Comparison between simple and complete Bouguer approaches in interpolation of mean gravity anomalies

Abstract

The determination of the geoid, which is a real shape of the Earth, with an accuracy of 1 cm is one of the most important aim of the today’s geodetic community. The gravimetric geoid modeling is the most preferred technique in order to reach to this target. Nevertheless, the gravity values measured on the physical surface of the Earth can not be directly included to this process. First of all, surface gravity values should be reduced to gravity anomalies and, during this step they should not lose their topographic features of the Earth's surface where the data is collected. On the other hand, in order to generate gravity anomalies on a regular grid, it is expected that dependency of gravity anomalies (to be used asreference data in interpolation) to local topography should be minimum.

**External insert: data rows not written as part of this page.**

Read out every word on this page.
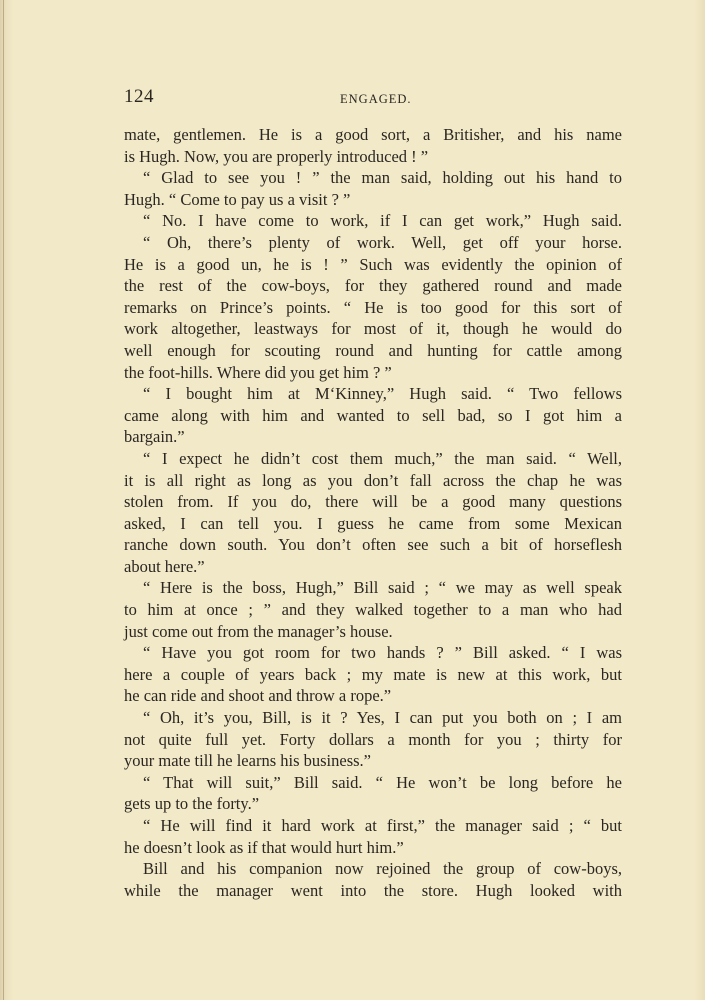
124	ENGAGED.
mate, gentlemen. He is a good sort, a Britisher, and his name
is Hugh. Now, you are properly introduced ! ”
“ Glad to see you ! ” the man said, holding out his hand to
Hugh. “ Come to pay us a visit ? ”
“ No. I have come to work, if I can get work,” Hugh said.
“ Oh, there’s plenty of work. Well, get off your horse.
He is a good un, he is ! ” Such was evidently the opinion of
the rest of the cow-boys, for they gathered round and made
remarks on Prince’s points. “ He is too good for this sort of
work altogether, leastways for most of it, though he would do
well enough for scouting round and hunting for cattle among
the foot-hills. Where did you get him ? ”
“ I bought him at M‘Kinney,” Hugh said. “ Two fellows
came along with him and wanted to sell bad, so I got him a
bargain.”
“ I expect he didn’t cost them much,” the man said. “ Well,
it is all right as long as you don’t fall across the chap he was
stolen from. If you do, there will be a good many questions
asked, I can tell you. I guess he came from some Mexican
ranche down south. You don’t often see such a bit of horseflesh
about here.”
“ Here is the boss, Hugh,” Bill said ; “ we may as well speak
to him at once ; ” and they walked together to a man who had
just come out from the manager’s house.
“ Have you got room for two hands ? ” Bill asked. “ I was
here a couple of years back ; my mate is new at this work, but
he can ride and shoot and throw a rope.”
“ Oh, it’s you, Bill, is it ? Yes, I can put you both on ; I am
not quite full yet. Forty dollars a month for you ; thirty for
your mate till he learns his business.”
“ That will suit,” Bill said. “ He won’t be long before he
gets up to the forty.”
“ He will find it hard work at first,” the manager said ; “ but
he doesn’t look as if that would hurt him.”
Bill and his companion now rejoined the group of cow-boys,
while the manager went into the store. Hugh looked with
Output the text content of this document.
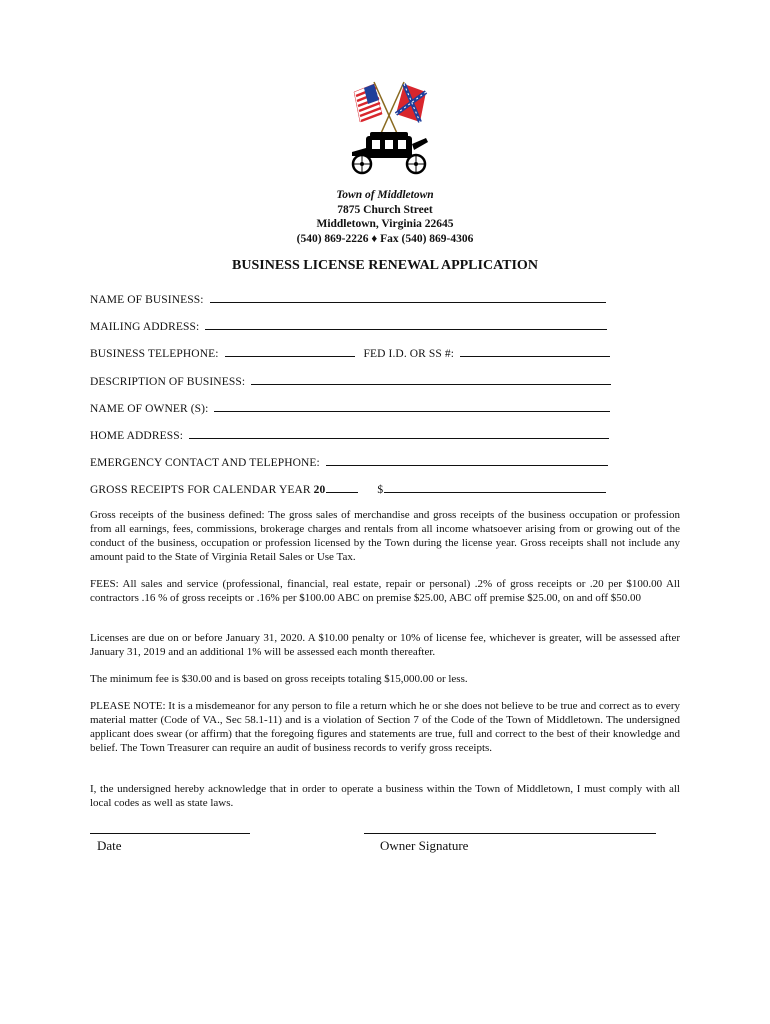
Town of Middletown
7875 Church Street
Middletown, Virginia 22645
(540) 869-2226 ♦ Fax (540) 869-4306
BUSINESS LICENSE RENEWAL APPLICATION
NAME OF BUSINESS:
MAILING ADDRESS:
BUSINESS TELEPHONE:	FED I.D. OR SS #:
DESCRIPTION OF BUSINESS:
NAME OF OWNER (S):
HOME ADDRESS:
EMERGENCY CONTACT AND TELEPHONE:
GROSS RECEIPTS FOR CALENDAR YEAR 20	$
Gross receipts of the business defined: The gross sales of merchandise and gross receipts of the business occupation or profession from all earnings, fees, commissions, brokerage charges and rentals from all income whatsoever arising from or growing out of the conduct of the business, occupation or profession licensed by the Town during the license year. Gross receipts shall not include any amount paid to the State of Virginia Retail Sales or Use Tax.
FEES: All sales and service (professional, financial, real estate, repair or personal) .2% of gross receipts or .20 per $100.00 All contractors .16 % of gross receipts or .16% per $100.00 ABC on premise $25.00, ABC off premise $25.00, on and off $50.00
Licenses are due on or before January 31, 2020. A $10.00 penalty or 10% of license fee, whichever is greater, will be assessed after January 31, 2019 and an additional 1% will be assessed each month thereafter.
The minimum fee is $30.00 and is based on gross receipts totaling $15,000.00 or less.
PLEASE NOTE: It is a misdemeanor for any person to file a return which he or she does not believe to be true and correct as to every material matter (Code of VA., Sec 58.1-11) and is a violation of Section 7 of the Code of the Town of Middletown. The undersigned applicant does swear (or affirm) that the foregoing figures and statements are true, full and correct to the best of their knowledge and belief. The Town Treasurer can require an audit of business records to verify gross receipts.
I, the undersigned hereby acknowledge that in order to operate a business within the Town of Middletown, I must comply with all local codes as well as state laws.
Date	Owner Signature
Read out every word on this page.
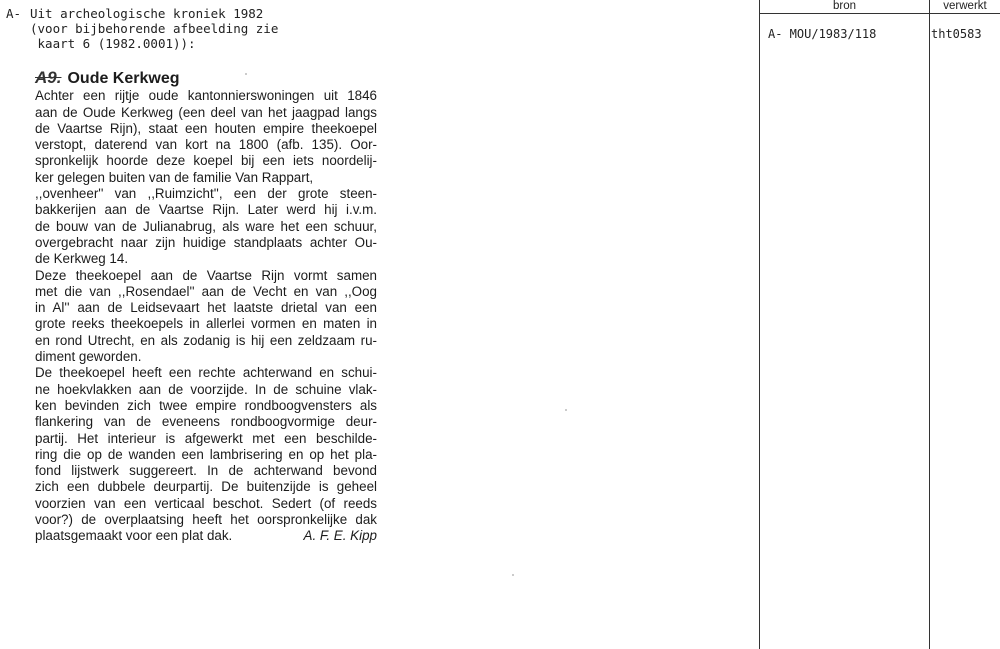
A- Uit archeologische kroniek 1982
(voor bijbehorende afbeelding zie
kaart 6 (1982.0001)):
A9. Oude Kerkweg
Achter een rijtje oude kantonnierswoningen uit 1846
aan de Oude Kerkweg (een deel van het jaagpad langs
de Vaartse Rijn), staat een houten empire theekoepel
verstopt, daterend van kort na 1800 (afb. 135). Oor-
spronkelijk hoorde deze koepel bij een iets noordelij-
ker gelegen buiten van de familie Van Rappart,
,,ovenheer'' van ,,Ruimzicht'', een der grote steen-
bakkerijen aan de Vaartse Rijn. Later werd hij i.v.m.
de bouw van de Julianabrug, als ware het een schuur,
overgebracht naar zijn huidige standplaats achter Ou-
de Kerkweg 14.
Deze theekoepel aan de Vaartse Rijn vormt samen
met die van ,,Rosendael'' aan de Vecht en van ,,Oog
in Al'' aan de Leidsevaart het laatste drietal van een
grote reeks theekoepels in allerlei vormen en maten in
en rond Utrecht, en als zodanig is hij een zeldzaam ru-
diment geworden.
De theekoepel heeft een rechte achterwand en schui-
ne hoekvlakken aan de voorzijde. In de schuine vlak-
ken bevinden zich twee empire rondboogvensters als
flankering van de eveneens rondboogvormige deur-
partij. Het interieur is afgewerkt met een beschilde-
ring die op de wanden een lambrisering en op het pla-
fond lijstwerk suggereert. In de achterwand bevond
zich een dubbele deurpartij. De buitenzijde is geheel
voorzien van een verticaal beschot. Sedert (of reeds
voor?) de overplaatsing heeft het oorspronkelijke dak
plaatsgemaakt voor een plat dak.	A. F. E. Kipp
bron	verwerkt
A- MOU/1983/118	tht0583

While free-air anomalies are the basic data source for determining the geoid, Bouguer anomalies describing the smoother Earth’s shape, are convenient to the interpolation of gravity anomalies. Therefore, the dependence of Bouguer gravity anomalies, which is a main data in the interpolation procedure, should be reduced to minimum. Although the simple Bouguer anomalies are preferred in practice, it is known that they contain more or less the negative effects of irregular topography. In this study, the differences between simple and complete Bouguer anomalies are presented in a test area. It is seen that the differences between free-air anomalies derived from both approximations are numerically increased up to16 mGal, correlated with the topography. This result indicates that complete Bouguer anomalies should be used in interpolation process in regions posing irregular topography, such as Turkey.